The clinic’s physician Dr. Sean Yaphe has been trying to make the concept a reality for over a decade.
“It’s really exciting,” he said.
Yaphe says the clinic will be able to serve Indigenous people in their languages, which could be a huge barrier to them getting proper care in the health system.
“A lot of people also do not necessarily have a RAMQ (health insurance) card. They’re coming from reserves with their status card and then don’t have that RAMQ card to really access care. So a lot of people are denied access.
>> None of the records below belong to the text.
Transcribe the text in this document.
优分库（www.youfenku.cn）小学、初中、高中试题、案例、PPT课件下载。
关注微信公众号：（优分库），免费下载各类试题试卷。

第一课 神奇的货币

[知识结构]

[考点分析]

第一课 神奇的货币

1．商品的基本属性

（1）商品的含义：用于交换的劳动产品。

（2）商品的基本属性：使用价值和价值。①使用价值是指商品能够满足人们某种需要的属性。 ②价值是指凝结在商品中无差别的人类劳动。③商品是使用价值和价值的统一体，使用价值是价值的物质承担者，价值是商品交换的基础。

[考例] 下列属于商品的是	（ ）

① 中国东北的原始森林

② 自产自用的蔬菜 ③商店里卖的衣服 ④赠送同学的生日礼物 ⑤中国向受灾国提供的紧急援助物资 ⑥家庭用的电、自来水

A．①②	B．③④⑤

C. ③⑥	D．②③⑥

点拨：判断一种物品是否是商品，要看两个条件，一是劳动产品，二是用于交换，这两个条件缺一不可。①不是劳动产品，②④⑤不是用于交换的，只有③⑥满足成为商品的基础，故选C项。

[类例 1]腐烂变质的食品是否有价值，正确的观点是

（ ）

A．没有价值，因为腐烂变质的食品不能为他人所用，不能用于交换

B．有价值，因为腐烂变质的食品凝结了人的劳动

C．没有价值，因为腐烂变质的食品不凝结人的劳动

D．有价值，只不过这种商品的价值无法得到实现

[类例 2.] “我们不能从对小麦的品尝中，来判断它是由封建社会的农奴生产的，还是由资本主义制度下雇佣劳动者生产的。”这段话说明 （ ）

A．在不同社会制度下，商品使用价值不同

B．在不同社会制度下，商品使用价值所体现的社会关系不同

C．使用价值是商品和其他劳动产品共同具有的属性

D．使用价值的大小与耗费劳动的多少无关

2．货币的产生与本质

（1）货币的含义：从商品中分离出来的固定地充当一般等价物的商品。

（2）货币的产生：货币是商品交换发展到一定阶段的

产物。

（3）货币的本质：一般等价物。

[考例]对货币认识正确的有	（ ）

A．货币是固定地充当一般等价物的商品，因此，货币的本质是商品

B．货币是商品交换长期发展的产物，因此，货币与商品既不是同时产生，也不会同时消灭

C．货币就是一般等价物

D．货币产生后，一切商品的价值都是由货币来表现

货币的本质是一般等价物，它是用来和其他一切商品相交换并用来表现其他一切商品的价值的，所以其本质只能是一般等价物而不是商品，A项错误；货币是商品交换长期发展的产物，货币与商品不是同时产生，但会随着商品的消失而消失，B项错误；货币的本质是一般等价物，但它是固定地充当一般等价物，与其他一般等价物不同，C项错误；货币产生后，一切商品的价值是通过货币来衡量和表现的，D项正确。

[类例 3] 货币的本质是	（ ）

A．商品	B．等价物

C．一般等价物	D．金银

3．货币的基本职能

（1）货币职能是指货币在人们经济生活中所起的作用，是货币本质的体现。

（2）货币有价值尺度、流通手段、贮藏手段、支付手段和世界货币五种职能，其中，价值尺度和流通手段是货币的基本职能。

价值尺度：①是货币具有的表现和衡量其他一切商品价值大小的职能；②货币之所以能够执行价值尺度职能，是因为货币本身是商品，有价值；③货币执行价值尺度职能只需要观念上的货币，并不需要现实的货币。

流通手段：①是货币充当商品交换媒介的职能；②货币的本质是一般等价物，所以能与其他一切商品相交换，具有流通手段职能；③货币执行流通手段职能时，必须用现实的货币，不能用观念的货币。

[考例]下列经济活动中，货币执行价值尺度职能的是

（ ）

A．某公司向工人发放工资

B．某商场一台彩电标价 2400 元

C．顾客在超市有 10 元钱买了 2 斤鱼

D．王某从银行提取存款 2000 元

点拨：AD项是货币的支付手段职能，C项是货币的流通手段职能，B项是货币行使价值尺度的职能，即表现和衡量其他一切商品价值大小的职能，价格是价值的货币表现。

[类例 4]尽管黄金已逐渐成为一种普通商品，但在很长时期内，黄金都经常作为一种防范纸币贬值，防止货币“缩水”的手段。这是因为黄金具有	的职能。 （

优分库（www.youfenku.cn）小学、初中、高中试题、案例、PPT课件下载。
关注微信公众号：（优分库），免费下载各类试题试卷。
So that’s where we said ‘this is what the need is, we need this.'”
Lynn Pathwalker Bourque is the IHTC’s Indigenous health navigator, and well help people deal with the administrative intricacies of getting care.
“Let’s face it, even those who are not, Indigenous peoples express being intimidated or feeling intimidated by the health-care system,” she said, explaining how hard it can be for people who have come from remote communities to seek care in Montreal.
Because of discrimination, many just stay away from the medical system as their health deteriorates.
At IHTC, community members will find a safe, inclusive space that will blend western medicine with traditional healing.
“Yes, it’s an urgent care clinic, but it’s a link to also the medicines that are specific to Indigenous people,” explained IHTC executive director Michelle Reis-Amores.
It’s a formula that’s worked in other Canadian cities like Ottawa and Vancouver for years now.
“In Vancouver, about three or four years ago, two separate health centres for urban Indigenous have taken flight and they’re extremely busy,” said Reis-Amores.
The team at the new facility says it took far longer than expected to get government funding to open the IHTC.
“The funding to build and create this came out of the death of Joyce Echaquan, essentially,” said Yaphe.
In 2020, 37-year-old mother Joyce Echaquan was subjected to racist taunts by health-care staff in Joliette as she lay dying in hospital. The founders say the fallout from her death helped them get money from Quebec.
“It took a pretty traumatic experience to have a light bulb shine in the government’s eyes,” said Yaphe.
The doctor is only available one morning per week for now, but they’re hoping to keep expanding the operation with new hires. The ultimate goal to create a full fledged medical facility.